Whitewater Lake is located in Walworth County, Wisconsin, United States in the Kettle Moraine State Forest.

Whitewater Lake is associated through a flow with Rice Lake. Fish found in the lake include northern pike, largemouth bass, walleye, and blue gill. In the winter the lake is strewn with ice shanties when fisherman compete in the Lions Annual February "Fish-A-Ree".

Because of its location near Kettle Moraine State Forest and Natureland County Park, the area is known for biking (on-road and off-road), golf, hiking, camping, hang gliding, cross-country skiing, water skiing, swimming, fishing, and boating.

Native Americans once referred to Whitewater as "Minneiska", now the name of the local Minneiska Ski Team.

Heart Prairie Lutheran Church and Cemetery, a 150-year-old pioneer Norwegian church, sits on the shores of the lake. The church, which is on the National Register of Historic Places, is still in its original state and continues to hold summer services by oil lamp.
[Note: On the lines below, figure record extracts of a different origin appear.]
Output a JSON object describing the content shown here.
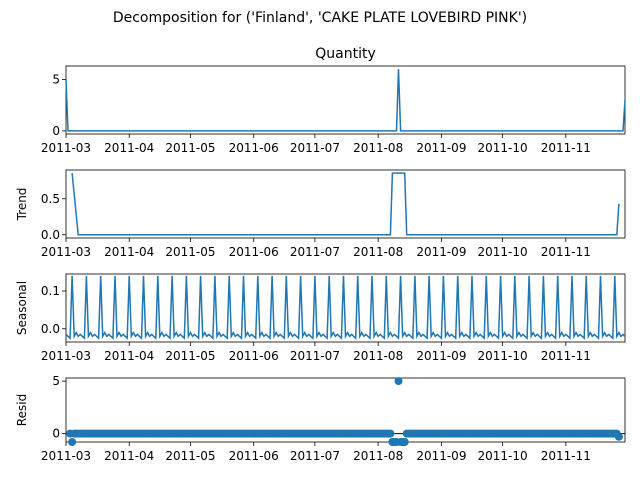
{
  "figure": {
    "suptitle": "Decomposition for ('Finland', 'CAKE PLATE LOVEBIRD PINK')"
  },
  "chart_data": [
    {
      "type": "line",
      "title": "Quantity",
      "ylabel": "",
      "ylim": [
        -0.3,
        6.3
      ],
      "yticks": [
        0,
        5
      ],
      "x_range": [
        "2011-03-01",
        "2011-11-30"
      ],
      "xticks": [
        "2011-03",
        "2011-04",
        "2011-05",
        "2011-06",
        "2011-07",
        "2011-08",
        "2011-09",
        "2011-10",
        "2011-11"
      ],
      "series": [
        {
          "color": "#1f77b4",
          "points": [
            [
              "2011-03-01",
              5
            ],
            [
              "2011-03-02",
              0
            ],
            [
              "2011-08-10",
              0
            ],
            [
              "2011-08-11",
              6
            ],
            [
              "2011-08-12",
              0
            ],
            [
              "2011-11-29",
              0
            ],
            [
              "2011-11-30",
              3
            ]
          ]
        }
      ]
    },
    {
      "type": "line",
      "title": "",
      "ylabel": "Trend",
      "ylim": [
        -0.045,
        0.9
      ],
      "yticks": [
        0.0,
        0.5
      ],
      "x_range": [
        "2011-03-01",
        "2011-11-30"
      ],
      "xticks": [
        "2011-03",
        "2011-04",
        "2011-05",
        "2011-06",
        "2011-07",
        "2011-08",
        "2011-09",
        "2011-10",
        "2011-11"
      ],
      "series": [
        {
          "color": "#1f77b4",
          "points": [
            [
              "2011-03-04",
              0.857
            ],
            [
              "2011-03-07",
              0
            ],
            [
              "2011-08-07",
              0
            ],
            [
              "2011-08-08",
              0.857
            ],
            [
              "2011-08-14",
              0.857
            ],
            [
              "2011-08-15",
              0
            ],
            [
              "2011-11-26",
              0
            ],
            [
              "2011-11-27",
              0.43
            ]
          ]
        }
      ]
    },
    {
      "type": "line",
      "title": "",
      "ylabel": "Seasonal",
      "ylim": [
        -0.035,
        0.145
      ],
      "yticks": [
        0.0,
        0.1
      ],
      "x_range": [
        "2011-03-01",
        "2011-11-30"
      ],
      "xticks": [
        "2011-03",
        "2011-04",
        "2011-05",
        "2011-06",
        "2011-07",
        "2011-08",
        "2011-09",
        "2011-10",
        "2011-11"
      ],
      "series": [
        {
          "color": "#1f77b4",
          "period_days": 7,
          "first_peak": "2011-03-04",
          "weekly_pattern": [
            0.14,
            -0.02,
            -0.01,
            -0.02,
            -0.015,
            -0.02,
            -0.025
          ]
        }
      ]
    },
    {
      "type": "scatter",
      "title": "",
      "ylabel": "Resid",
      "ylim": [
        -0.8,
        5.3
      ],
      "yticks": [
        0,
        5
      ],
      "x_range": [
        "2011-03-01",
        "2011-11-30"
      ],
      "xticks": [
        "2011-03",
        "2011-04",
        "2011-05",
        "2011-06",
        "2011-07",
        "2011-08",
        "2011-09",
        "2011-10",
        "2011-11"
      ],
      "baseline": 0,
      "series": [
        {
          "color": "#1f77b4",
          "outliers": [
            [
              "2011-03-04",
              -0.8
            ],
            [
              "2011-08-08",
              -0.8
            ],
            [
              "2011-08-09",
              -0.8
            ],
            [
              "2011-08-10",
              -0.8
            ],
            [
              "2011-08-11",
              5.0
            ],
            [
              "2011-08-12",
              -0.8
            ],
            [
              "2011-08-13",
              -0.8
            ],
            [
              "2011-08-14",
              -0.8
            ],
            [
              "2011-11-27",
              -0.3
            ]
          ],
          "default_value": 0
        }
      ]
    }
  ]
}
A smaller Whitewater Lake, a Bass Lake, a Round Lake, and a pre-glacial valley preceded the current Whitewater Lake in the same location. These lakes and the valley were impounded in 1946–47 to create the current lake. An attempt had been made to do the same in 1927, but legal action forced removal of impounding gates.

Major features of the lake include a length of 2.6 miles, a width of 0.6 miles, a shoreline length of 10.0 miles, a north bay, a south bay, and a central peninsula, a long ridge of gravel and other sediment called an esker, 1.3 miles long, extending from the north of the lake, and topped by Ridge Road.

Whitewater Lake has its major streamflow into the lake from Whitewater Lake inlet at the south end of the lake, in the south bay, where there are several springs. Inflow to the lake from this inlet is fifteen percent of the lake inflow. Fifty-seven percent more of the lake inflow is from ground water in the ground adjacent the lake. Precipitation (rain, snow, etc.) accounts for twenty-six percent more of lake inflow. Near-lake drainage of two percent completes the inflow. The lake dam is concrete, about 10 feet wide, and when water crests the dam, it flows into Whitewater Creek, which drains into Rice Lake to the north and west.

Starting from the north and moving clockwise, the following are on the shoreline or extend to the shoreline. Kettle Moraine State Forest - Southern Unit protects wooded shoreline and extends north into a camping area and a portion of the Ice Age Trail for hiking. Camp Joy to the east of the Park's reach to the shore is a Baptist summer camp and conference center. South of the peninsula, Scenic Ridge Campground provides camping, a camp store, and hosts summer performances of the Minnieska Ski Team. Nearby the Campground is Heart Prairie Church, see above. Natureland Park, a Walworth County park, is at the southwest corner of the lake, at the lake inlet, with the springs, a picnic area, pavilion, cabin, and hiking. The Whitewater Lions Club is west of Scenic Ridge. JNT's Parkside Marina is adjacent a State Park boat ramp and public beach, completing the circle of the lake.

Boating on the lake is regulated by the Town of Whitewater, with slow-no-wake areas and time-of-day speed restrictions. The area is also managed by the Whitewater-Rice Lakes Management District, which concerns itself with lake water quality and management. The Greater Whitewater Lake Property Owners Association, which represents property owners, holds events and provides area information.